At present, there are many methods to judge rockburst tendency, such as stress method, rockmass integrity coefficient method, strength criterion discrimination method, rock fragility index method, elastic energy index method, dynamic failure time method, rockburst energy ratio method, impact energy index method, impact tendency criterion method, resistivity method and so on. All of these methods and judgment indexes are only considered the individual factors which will produce the one-sidedness and limitations of predicting results. In fact, all aspects will make the problem complicated. So, it is necessary to use the nonlinear mathematical method to comprehensively consider the interrelated factors of rockburst and analyze the rockburst tendency. However, the Bayesian predicting model and the fuzzy predicting model with high accuracy are established by using the Bayesian method and the fuzzy matter-element theory which considering more important influencing factors of rockburst. The Bayesian predicting model considers the rock strength index \(R_{b}\), the surrounding rock stress index \(R_{\theta }\) and the energy index \(W_{\text{et}}\), etc. The fuzzy element predicting model considers four rockburst influencing factors which contains the brittleness coefficient B, the impact tendency energy W CF , the rock integrity coefficient K V and the rock strength stress ratio \(R_{c} /\sigma_{1}\), etc. In this model, the interrelated factors of rockburst are considered comprehensively and the predicting results is coincidence with the field.

1.5.3 Study on the Field Predicting of Rockburst Hazard

Due to the complexity of rock mechanics behavior in deep mining, the actual situation of deep rock mechanics behavior is difficult to be characterized by theoretical calculation and analysis before the mining implementing. At the same time, the theoretical calculation itself can not reflect the dynamic changes of rock engineering conditions in real time. Therefore, it is a reliable and effective technical measure to master and evaluate the active status of rockmass excavation engineering in deep mining.
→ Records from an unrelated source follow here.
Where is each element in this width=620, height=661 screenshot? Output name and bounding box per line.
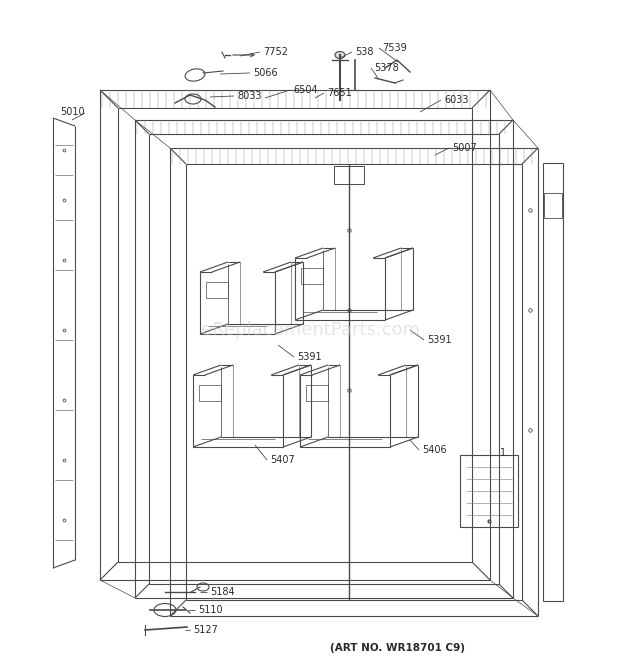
Text: 5406: 5406 bbox=[422, 445, 446, 455]
Text: 5007: 5007 bbox=[452, 143, 477, 153]
Text: 1: 1 bbox=[500, 448, 506, 458]
Bar bbox=[544, 193, 562, 218]
Text: 8033: 8033 bbox=[237, 91, 262, 101]
Text: (ART NO. WR18701 C9): (ART NO. WR18701 C9) bbox=[330, 643, 465, 653]
Bar bbox=[199, 385, 221, 401]
Text: 6504: 6504 bbox=[293, 85, 317, 95]
Ellipse shape bbox=[335, 52, 345, 59]
Bar bbox=[460, 455, 518, 527]
Text: 7752: 7752 bbox=[263, 47, 288, 57]
Text: 5184: 5184 bbox=[210, 587, 234, 597]
Text: 538: 538 bbox=[355, 47, 373, 57]
Text: 5391: 5391 bbox=[427, 335, 451, 345]
Bar bbox=[301, 268, 323, 284]
Text: 5110: 5110 bbox=[198, 605, 223, 615]
Text: 7539: 7539 bbox=[382, 43, 407, 53]
Text: eReplacementParts.com: eReplacementParts.com bbox=[200, 321, 420, 339]
Text: 5127: 5127 bbox=[193, 625, 218, 635]
Text: 5010: 5010 bbox=[60, 107, 84, 117]
Text: 6033: 6033 bbox=[444, 95, 469, 105]
Bar bbox=[306, 385, 328, 401]
Bar bbox=[334, 166, 364, 184]
Text: 7651: 7651 bbox=[327, 88, 352, 98]
Text: 5066: 5066 bbox=[253, 68, 278, 78]
Text: 5391: 5391 bbox=[297, 352, 322, 362]
Text: 5407: 5407 bbox=[270, 455, 294, 465]
Text: 5378: 5378 bbox=[374, 63, 399, 73]
Bar bbox=[206, 282, 228, 298]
In order to predict the dynamic hazard in mining, microseismic monitoring technology has become the main technical means to realize the predicting dynamic hazard in deep mining. Using the microseismic monitoring system, the samples can be used to detect the elastic wave emitted by the rock ruptures. The waveform can determine the coordinates, the intensity and the frequency of microseismic activity. Based on microseismic monitoring technology, it can be used to determine the potential micro-earthquake activity criterion and to achieve predicting by the micro-rupture information. Microseismic monitoring is widely used to provide strong safety protection in deep mining.